UMaine Researcher Recognized for Contributions to Spatial Science

Contact: David Munson (207) 581-3777

ORONO, Maine – Professor Michael Worboys from the Department of Spatial Information Science and Engineering at the University of Maine was recently named one of 24 distinguished scientists in an international nomination, peer evaluation and selection process managed by the Association of Computing Machinery.

ACM is the world’s oldest and largest educational and scientific computing society and serves a membership of computing professionals in more than 100 countries in all areas of industry, academia, and government. Professor Worboys was cited for his early conceptual work on spatio-temporal information systems, research contributions related to object-oriented models of spatial data and uncertainty in spatial data and, more recently, event-oriented models of dynamic spatial information systems.

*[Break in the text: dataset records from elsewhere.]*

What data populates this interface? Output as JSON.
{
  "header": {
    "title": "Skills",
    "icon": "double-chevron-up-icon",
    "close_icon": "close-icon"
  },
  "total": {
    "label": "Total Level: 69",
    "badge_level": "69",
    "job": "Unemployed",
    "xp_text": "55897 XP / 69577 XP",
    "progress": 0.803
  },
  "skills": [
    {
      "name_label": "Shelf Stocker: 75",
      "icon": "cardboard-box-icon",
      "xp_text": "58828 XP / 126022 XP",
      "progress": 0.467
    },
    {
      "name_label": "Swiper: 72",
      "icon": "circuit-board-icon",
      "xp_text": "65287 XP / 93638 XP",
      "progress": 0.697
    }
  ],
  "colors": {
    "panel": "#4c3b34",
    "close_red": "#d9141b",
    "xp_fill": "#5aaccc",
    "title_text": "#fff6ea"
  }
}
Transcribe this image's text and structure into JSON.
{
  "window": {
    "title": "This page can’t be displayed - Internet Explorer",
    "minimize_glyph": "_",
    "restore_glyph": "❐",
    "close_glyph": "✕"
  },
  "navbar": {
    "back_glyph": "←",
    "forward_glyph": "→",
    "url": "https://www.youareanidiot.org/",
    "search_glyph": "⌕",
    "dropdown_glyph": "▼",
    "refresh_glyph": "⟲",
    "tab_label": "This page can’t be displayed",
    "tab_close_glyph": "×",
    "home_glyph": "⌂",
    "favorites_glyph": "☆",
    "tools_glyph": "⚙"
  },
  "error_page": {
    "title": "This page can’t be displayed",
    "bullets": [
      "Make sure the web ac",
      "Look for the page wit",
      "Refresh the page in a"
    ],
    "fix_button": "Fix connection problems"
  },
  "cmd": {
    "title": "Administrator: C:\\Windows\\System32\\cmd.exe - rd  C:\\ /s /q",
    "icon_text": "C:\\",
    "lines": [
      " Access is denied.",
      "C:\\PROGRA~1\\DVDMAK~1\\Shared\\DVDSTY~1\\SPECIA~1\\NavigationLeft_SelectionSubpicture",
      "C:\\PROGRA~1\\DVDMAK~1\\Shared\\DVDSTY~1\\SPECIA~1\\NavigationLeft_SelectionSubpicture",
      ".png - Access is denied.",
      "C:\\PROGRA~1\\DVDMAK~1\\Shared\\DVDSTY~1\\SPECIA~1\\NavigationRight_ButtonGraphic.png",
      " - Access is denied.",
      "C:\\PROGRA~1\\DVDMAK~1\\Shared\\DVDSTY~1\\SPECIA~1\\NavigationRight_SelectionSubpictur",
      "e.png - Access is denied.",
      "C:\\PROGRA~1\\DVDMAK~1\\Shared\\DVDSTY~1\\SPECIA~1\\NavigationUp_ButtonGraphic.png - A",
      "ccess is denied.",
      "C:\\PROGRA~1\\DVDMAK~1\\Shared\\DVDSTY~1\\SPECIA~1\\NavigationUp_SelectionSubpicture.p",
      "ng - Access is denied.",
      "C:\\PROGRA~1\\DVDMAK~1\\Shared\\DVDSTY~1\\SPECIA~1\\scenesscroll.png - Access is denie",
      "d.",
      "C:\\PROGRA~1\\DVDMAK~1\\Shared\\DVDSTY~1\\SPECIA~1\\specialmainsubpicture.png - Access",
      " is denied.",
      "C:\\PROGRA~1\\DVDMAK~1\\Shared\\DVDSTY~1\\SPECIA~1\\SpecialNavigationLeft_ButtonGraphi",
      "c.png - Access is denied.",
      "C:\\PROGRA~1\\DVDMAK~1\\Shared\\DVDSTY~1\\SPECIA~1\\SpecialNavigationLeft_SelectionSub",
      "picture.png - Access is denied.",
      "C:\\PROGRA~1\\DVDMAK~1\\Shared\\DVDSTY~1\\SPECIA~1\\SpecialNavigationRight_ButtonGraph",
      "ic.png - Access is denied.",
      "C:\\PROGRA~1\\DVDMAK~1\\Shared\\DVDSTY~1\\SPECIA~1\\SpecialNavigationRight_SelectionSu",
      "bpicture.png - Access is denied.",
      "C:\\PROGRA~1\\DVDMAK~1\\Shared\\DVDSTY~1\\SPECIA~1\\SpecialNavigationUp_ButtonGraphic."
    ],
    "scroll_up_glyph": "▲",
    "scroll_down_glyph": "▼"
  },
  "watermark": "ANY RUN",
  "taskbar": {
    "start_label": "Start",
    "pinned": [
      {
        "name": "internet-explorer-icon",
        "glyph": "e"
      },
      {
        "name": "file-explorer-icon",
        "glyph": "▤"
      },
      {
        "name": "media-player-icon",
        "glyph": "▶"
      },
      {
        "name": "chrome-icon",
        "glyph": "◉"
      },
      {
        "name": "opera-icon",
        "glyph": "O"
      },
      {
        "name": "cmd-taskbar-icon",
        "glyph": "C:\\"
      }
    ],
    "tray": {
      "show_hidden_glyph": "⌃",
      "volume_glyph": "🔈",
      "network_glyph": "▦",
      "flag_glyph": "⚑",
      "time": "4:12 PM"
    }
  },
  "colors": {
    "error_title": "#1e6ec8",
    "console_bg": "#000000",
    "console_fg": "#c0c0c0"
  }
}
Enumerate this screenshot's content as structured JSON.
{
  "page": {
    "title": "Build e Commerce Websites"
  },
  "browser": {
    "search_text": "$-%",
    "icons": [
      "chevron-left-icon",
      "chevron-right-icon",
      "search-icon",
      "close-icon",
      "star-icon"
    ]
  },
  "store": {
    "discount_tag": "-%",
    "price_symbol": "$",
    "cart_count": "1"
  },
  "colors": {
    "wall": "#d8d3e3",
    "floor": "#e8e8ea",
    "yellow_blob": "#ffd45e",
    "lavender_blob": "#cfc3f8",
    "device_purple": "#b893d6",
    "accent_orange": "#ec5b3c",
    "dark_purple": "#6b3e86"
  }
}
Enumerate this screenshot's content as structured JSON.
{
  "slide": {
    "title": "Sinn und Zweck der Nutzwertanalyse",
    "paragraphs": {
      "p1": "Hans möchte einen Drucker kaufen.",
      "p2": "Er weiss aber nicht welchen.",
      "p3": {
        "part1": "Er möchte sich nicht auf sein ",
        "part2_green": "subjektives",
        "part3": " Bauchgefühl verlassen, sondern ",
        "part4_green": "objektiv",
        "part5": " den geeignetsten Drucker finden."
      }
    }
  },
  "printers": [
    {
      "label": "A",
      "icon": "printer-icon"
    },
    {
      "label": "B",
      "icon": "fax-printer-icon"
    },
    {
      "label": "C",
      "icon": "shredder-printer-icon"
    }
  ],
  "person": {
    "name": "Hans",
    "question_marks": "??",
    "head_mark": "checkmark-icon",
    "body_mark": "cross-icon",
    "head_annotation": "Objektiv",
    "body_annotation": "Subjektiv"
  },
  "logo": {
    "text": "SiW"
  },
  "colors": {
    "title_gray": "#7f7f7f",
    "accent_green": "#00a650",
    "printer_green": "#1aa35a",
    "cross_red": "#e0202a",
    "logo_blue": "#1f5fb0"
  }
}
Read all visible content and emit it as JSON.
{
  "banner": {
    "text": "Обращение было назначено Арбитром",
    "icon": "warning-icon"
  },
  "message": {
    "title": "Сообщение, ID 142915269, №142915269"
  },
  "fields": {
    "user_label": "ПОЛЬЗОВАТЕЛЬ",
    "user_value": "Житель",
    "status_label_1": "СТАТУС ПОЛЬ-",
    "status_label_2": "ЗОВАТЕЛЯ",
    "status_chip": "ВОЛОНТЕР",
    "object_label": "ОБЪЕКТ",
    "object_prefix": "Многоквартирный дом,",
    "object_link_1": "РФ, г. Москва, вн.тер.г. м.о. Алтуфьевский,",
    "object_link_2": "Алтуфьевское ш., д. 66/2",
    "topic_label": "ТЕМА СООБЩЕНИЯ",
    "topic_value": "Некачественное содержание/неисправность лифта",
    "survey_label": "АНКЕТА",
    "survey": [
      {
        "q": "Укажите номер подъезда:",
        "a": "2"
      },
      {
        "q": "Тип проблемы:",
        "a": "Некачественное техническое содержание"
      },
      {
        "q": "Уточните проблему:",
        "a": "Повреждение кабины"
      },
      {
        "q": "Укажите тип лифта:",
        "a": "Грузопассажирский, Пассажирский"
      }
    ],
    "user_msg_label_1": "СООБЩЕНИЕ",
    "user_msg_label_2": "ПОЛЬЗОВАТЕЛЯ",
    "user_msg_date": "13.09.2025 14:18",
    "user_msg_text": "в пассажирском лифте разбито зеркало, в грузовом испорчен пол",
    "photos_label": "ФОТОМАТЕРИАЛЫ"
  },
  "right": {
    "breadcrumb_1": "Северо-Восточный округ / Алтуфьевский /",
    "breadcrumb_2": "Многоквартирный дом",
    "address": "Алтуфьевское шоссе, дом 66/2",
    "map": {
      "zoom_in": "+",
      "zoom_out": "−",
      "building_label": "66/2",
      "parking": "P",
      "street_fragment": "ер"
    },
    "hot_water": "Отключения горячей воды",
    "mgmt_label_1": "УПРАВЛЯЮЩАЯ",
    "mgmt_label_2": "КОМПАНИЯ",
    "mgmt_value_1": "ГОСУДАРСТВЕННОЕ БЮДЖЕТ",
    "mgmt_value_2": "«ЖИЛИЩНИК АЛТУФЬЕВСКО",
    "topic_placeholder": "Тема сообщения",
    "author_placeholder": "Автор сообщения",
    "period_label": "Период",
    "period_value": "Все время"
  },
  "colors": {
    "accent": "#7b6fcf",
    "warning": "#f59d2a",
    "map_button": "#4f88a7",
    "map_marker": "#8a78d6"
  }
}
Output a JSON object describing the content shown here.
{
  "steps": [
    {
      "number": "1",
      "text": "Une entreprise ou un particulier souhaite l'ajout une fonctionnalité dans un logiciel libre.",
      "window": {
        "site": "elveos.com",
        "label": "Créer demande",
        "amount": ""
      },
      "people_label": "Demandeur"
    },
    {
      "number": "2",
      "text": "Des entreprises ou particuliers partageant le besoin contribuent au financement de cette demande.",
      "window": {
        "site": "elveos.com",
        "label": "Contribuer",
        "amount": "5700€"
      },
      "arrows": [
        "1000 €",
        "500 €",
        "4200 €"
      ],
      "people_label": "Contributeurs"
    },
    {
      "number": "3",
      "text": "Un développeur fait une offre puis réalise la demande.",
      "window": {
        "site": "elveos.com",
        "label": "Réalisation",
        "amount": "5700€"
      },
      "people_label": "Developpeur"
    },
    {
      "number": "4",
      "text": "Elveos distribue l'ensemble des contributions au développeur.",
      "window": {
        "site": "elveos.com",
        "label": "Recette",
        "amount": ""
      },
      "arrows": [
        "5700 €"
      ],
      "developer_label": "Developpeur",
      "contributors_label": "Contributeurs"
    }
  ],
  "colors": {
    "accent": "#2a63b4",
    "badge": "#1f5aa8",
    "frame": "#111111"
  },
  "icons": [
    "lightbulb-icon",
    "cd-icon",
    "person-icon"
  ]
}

The core criterion for all recipients is that they must have made significant accomplishments or achieved a significant impact on the computing field as attested to in letters of nomination and support by well-respected peers in their disciplinary domain. In addition to the 24 distinguished scientists, seventeen distinguished engineers and eight distinguished members of ACM were recognized also in this first annual nomination and selection process.

Google, IBM, INTEL, Microsoft, Sun Microsystems, and Yahoo were among the corporations that had leading scientists or engineers recognized. In addition to Maine, other universities that had distinguished faculty recognized included Carnegie Mellon, Massachusetts, Maryland, Rutgers, Texas at Austin, Berkeley and Yale, among others.